The sides of the triangle are 8cm, 10cm and 12cm. find the perimeter and area of a triangle whose vertices are the midpoints of the sides of this triangle.

Let in △ ABC AB = 8 cm, BC = 10 cm, AC = 12 cm. Points M, N and K are the midpoints of sides AB, BC and AC, respectively.

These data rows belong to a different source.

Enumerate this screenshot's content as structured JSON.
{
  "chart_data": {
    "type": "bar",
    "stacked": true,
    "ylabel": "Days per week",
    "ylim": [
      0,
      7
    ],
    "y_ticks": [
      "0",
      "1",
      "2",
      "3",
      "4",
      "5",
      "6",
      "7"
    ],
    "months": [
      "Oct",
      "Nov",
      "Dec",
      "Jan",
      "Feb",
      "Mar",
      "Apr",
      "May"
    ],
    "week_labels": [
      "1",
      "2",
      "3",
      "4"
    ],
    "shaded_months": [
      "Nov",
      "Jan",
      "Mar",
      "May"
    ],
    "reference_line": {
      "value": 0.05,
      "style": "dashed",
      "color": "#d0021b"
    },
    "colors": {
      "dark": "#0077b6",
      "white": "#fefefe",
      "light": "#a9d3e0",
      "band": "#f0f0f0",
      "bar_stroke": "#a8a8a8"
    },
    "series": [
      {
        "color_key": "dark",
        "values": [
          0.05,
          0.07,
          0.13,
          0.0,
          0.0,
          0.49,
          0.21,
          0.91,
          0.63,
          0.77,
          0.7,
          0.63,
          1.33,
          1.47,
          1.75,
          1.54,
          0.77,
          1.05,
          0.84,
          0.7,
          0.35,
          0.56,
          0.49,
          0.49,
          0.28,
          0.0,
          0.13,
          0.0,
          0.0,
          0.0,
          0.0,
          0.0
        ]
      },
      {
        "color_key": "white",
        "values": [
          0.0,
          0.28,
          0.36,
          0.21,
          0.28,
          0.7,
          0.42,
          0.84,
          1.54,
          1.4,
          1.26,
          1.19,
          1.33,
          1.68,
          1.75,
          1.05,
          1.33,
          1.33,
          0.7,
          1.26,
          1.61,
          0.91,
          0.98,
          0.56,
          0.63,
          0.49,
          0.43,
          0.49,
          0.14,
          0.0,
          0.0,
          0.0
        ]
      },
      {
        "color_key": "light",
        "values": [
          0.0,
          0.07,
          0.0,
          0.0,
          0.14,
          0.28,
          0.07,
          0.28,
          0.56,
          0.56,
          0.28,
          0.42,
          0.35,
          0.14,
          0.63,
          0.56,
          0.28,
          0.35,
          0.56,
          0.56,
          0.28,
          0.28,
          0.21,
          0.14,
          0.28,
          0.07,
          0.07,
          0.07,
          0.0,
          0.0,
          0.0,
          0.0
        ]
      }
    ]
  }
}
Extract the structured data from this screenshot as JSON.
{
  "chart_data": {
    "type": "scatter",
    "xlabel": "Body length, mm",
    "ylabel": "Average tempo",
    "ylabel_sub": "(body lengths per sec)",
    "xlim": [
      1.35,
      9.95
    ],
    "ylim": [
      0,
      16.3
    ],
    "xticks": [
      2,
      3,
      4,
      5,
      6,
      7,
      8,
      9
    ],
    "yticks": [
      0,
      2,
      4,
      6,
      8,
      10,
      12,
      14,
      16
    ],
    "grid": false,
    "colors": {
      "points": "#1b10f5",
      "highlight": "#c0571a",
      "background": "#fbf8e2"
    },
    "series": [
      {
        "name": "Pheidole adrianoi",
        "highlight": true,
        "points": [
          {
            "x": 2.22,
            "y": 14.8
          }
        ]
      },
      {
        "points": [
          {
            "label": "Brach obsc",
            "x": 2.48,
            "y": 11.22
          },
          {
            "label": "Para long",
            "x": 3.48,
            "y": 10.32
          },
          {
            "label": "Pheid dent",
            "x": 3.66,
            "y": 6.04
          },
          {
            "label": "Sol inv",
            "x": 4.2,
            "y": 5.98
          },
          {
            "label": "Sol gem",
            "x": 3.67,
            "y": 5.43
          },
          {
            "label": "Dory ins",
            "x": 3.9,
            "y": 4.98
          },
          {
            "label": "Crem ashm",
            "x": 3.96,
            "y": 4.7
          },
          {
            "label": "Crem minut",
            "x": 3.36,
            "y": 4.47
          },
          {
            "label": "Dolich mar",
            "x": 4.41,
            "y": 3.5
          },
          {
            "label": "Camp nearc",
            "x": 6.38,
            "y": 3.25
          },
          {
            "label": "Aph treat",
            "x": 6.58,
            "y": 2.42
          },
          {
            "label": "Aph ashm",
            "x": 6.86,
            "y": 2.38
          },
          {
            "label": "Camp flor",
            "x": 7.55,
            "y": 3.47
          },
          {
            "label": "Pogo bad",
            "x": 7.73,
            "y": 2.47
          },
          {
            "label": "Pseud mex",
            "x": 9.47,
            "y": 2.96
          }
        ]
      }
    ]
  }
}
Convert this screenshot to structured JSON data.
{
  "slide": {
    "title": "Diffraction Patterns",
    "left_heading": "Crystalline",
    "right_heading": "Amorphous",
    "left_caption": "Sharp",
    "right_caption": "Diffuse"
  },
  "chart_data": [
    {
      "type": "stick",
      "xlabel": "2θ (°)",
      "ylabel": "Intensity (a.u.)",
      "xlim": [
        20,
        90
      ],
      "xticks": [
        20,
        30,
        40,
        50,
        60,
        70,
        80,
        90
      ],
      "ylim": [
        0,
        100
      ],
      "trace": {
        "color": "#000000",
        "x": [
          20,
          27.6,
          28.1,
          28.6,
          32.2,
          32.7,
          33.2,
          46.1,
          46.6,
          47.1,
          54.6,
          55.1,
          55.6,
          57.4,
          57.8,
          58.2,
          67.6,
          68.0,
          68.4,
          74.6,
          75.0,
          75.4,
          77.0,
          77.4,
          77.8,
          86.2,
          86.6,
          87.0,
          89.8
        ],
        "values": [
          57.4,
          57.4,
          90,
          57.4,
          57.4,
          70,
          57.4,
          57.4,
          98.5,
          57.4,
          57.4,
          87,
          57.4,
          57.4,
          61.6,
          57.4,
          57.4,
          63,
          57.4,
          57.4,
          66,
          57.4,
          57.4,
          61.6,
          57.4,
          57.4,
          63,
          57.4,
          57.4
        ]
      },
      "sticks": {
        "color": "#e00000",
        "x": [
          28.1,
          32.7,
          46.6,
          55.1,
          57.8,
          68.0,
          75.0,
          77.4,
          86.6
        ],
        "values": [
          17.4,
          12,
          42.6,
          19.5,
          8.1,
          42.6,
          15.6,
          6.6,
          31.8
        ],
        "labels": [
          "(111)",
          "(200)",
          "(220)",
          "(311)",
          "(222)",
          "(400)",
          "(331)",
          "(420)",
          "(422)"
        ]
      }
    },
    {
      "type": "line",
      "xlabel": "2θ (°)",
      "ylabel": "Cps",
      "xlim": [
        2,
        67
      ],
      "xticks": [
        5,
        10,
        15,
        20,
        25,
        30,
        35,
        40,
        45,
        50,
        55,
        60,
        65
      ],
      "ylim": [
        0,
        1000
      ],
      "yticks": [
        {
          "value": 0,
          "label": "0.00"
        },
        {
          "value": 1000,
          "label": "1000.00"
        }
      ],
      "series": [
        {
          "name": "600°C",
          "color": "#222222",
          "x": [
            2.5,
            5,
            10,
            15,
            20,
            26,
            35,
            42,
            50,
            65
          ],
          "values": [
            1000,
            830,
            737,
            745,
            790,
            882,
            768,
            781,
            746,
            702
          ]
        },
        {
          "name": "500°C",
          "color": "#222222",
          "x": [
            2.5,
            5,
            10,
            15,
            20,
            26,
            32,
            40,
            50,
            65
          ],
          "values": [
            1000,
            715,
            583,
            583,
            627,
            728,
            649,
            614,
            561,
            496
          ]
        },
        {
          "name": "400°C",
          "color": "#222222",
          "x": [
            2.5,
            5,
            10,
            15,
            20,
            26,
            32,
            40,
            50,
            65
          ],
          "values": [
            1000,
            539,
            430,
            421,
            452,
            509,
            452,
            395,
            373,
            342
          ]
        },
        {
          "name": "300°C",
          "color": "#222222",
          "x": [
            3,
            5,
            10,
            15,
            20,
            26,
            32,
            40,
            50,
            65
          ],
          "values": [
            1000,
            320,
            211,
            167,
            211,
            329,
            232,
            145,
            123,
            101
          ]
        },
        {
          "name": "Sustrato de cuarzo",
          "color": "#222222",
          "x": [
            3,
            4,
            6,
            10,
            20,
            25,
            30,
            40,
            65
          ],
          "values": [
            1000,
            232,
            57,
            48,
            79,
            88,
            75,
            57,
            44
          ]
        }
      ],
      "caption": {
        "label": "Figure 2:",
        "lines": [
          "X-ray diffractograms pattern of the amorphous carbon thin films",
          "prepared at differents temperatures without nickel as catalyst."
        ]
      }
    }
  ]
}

The sides of △ MNK (MN, NK, MK) are the middle lines of △ ABC.
The midline of the two sides of the triangle is equal to half of the third side of the triangle:
MN = AC / 2 = 12/2 = 6 (cm);
NK = AB / 2 = 8/2 = 4 (cm);
MK = BC / 2 = 10/2 = 5 (cm).
1. The perimeter of △ MNK is:
P = MN + NK + MK = 6 + 4 + 5 = 15 (cm).
2. The area △ MNK is found by Heron’s formula:
S = √ (p * (p – a) * (p – b) * (p – c)),
where p is the semi-perimeter of the triangle, a, b and c are the sides of the triangle.
Semi-perimeter:
p = P / 2 = 15/2 = 7.5.
a = 6, b = 4, c = 5.
Find the area △ MNK:
S = √ (7.5 * (7.5 – 6) * (7.5 – 4) * (7.5 – 5)) = √ (7.5 * 1.5 * 3.5 * 2.5 ) = (let’s convert decimal fractions to common ones) = √ (75/10 * 15/10 * 35/10 * 25/10) = √ ((75 * 15 * 35 * 25) / (10 * 10 * 10 * 10) ) = (√ (75 * 15 * 35 * 25)) / 100 = (15 √ 7) / 4 (cm²).
Answer: P = 15 cm, S = (15 √ 7) / 4 cm².